Now with the implementation with the bogus layer containing ()
values:
keys \ batch | 1 | 10 | 100 | 1,000 | ALL |
---|---|---|---|---|---|
1,000 | 50ns | 27ns | 16ns | 14ns | 24ns |
10,000 | 54ns | 25ns | 23ns | 18ns | 13ns |
100,000 | 206ns | 129ns | 93ns | 62ns | 14ns |
1,000,000 | 287ns | 103ns | 87ns | 78ns | 11ns |
10,000,000 | 440ns | 128ns | 103ns | 119ns | 11ns |
100,000,000 | 515ns | 232ns | 191ns | 197ns | 13ns |
These numbers are definitely worse. Not catastrophic, but definitely worse. Add to this the fact that we hold on to an extra usize
for each key, 800 MB for the 100 million key case, and I'm comfortable with the effort spent making it possible to use the leaner representation.
What about our fancy memcpy
merging? Let's evaluate that by doing some merging on two different pairs of collections. The first pair of collections will have all the even keys in one collection, and all the odd keys in the other collection. The second pair of collections will have the first nodes
keys in one collection, and the second nodes
keys in the other collection.
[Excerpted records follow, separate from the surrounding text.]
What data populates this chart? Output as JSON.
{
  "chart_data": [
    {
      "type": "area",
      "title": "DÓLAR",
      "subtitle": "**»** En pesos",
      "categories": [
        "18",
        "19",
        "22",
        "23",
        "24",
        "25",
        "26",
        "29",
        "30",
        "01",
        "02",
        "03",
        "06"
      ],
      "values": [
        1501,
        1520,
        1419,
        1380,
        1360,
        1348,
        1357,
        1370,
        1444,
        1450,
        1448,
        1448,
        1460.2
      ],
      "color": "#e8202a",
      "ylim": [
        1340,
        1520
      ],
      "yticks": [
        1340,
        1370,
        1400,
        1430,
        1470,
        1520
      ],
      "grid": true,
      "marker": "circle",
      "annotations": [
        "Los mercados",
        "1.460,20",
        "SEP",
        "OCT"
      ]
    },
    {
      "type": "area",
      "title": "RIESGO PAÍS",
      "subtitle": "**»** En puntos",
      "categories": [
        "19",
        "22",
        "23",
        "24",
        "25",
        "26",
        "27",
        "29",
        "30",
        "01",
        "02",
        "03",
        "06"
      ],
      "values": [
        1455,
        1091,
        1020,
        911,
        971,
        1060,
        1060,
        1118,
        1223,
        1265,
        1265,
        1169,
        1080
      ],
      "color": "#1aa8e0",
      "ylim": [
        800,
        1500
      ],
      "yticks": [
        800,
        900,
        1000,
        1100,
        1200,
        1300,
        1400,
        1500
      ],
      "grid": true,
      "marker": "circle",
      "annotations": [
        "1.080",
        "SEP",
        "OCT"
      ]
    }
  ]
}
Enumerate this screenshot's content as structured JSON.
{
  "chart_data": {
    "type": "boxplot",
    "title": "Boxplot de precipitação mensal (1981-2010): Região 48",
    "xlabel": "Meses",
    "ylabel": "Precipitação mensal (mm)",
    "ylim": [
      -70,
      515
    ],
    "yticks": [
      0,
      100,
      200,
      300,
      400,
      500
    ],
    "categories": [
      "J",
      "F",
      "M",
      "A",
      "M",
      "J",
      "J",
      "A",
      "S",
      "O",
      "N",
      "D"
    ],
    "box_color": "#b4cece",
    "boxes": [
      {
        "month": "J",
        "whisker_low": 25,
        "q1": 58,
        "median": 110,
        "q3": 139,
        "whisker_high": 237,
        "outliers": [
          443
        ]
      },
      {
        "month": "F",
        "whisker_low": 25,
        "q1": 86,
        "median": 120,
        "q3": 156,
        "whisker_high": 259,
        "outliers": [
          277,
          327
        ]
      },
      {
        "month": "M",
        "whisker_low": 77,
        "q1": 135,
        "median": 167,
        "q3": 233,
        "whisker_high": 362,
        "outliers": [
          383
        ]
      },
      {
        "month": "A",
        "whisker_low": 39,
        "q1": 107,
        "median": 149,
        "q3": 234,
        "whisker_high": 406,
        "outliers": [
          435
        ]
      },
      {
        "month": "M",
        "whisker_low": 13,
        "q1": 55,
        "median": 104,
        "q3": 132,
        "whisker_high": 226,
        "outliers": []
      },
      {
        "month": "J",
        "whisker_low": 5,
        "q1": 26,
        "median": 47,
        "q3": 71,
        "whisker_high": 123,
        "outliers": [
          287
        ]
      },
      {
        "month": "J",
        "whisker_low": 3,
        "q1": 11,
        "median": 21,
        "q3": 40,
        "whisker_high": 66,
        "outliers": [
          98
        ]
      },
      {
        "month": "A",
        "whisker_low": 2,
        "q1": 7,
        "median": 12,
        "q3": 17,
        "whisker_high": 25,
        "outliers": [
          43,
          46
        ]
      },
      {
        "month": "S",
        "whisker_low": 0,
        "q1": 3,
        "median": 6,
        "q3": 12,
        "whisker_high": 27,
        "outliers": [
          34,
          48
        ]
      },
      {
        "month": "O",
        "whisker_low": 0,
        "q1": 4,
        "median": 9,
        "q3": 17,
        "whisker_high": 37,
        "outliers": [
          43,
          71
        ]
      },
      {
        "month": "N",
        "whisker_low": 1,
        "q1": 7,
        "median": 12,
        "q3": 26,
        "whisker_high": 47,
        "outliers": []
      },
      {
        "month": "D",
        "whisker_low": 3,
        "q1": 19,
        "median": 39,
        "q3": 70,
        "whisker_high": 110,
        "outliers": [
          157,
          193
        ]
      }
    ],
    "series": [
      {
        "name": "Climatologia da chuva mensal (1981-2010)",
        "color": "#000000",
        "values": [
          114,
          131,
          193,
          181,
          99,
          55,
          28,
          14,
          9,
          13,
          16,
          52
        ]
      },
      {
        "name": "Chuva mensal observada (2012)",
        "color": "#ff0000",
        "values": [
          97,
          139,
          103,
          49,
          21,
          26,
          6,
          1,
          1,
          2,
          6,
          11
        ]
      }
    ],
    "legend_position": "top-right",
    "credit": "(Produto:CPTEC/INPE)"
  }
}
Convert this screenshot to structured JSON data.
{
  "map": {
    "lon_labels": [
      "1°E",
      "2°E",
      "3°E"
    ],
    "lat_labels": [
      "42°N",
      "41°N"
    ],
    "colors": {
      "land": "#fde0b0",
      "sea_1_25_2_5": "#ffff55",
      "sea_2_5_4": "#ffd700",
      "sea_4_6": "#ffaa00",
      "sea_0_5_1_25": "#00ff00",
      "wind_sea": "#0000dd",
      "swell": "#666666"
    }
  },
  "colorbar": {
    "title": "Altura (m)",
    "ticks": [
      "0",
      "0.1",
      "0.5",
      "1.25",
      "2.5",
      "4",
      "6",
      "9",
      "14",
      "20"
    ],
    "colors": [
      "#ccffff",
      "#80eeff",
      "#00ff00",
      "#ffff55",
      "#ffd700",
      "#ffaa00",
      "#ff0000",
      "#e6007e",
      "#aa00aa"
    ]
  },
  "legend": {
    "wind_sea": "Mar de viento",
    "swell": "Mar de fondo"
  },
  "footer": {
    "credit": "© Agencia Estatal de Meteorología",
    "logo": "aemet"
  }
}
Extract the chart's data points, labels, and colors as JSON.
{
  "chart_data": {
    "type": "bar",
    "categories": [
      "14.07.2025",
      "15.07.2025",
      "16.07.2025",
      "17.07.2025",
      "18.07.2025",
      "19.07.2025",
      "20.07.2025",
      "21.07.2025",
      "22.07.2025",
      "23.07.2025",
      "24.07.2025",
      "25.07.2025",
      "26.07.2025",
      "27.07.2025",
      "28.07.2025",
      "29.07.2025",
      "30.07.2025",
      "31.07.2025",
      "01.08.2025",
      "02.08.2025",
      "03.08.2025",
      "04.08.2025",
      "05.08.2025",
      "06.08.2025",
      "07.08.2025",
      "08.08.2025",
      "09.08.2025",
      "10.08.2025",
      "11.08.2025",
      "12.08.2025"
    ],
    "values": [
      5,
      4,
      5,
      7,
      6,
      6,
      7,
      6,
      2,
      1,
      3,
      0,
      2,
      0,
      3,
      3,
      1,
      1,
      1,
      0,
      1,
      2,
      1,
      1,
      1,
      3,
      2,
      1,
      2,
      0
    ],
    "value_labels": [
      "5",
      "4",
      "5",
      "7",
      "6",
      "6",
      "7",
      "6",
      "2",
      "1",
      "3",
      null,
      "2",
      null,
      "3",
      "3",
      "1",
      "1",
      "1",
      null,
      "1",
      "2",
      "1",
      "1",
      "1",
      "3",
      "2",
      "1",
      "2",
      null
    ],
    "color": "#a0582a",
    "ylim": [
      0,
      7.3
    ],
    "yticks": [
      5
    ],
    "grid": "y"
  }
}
The former collections alternate keys and will be annoying to merge, whereas the second collections can largely just copy their ranges over.
keys | alternating | contiguous |
---|---|---|
1,000 | 73ns | 36ns |
10,000 | 57ns | 22ns |
100,000 | 59ns | 23ns |
1,000,000 | 53ns | 26ns |
10,000,000 | 55ns | 25ns |
100,000,000 | 67ns | 31ns |
This shows off what sorts of gains we might pick up as we copy over larger regions. We have picked the very best possibly case to show this off, so it remains to be seen how cool it is in practice.
It seems like we have a decent toolkit to start building up interesting index structures. My first plan is to try and slot in a
HashLayer<Key, OrdLayer<Val, WeightedLayer<Time>>>
into differential dataflow and see how that looks. Of course, there is a bunch of glue to write, and perhaps some re-factoring of interfaces if pain points get discovered.
It might also make sense to push this code as a separate crate, then everyone could .. I'm not sure what you actually do with this, really.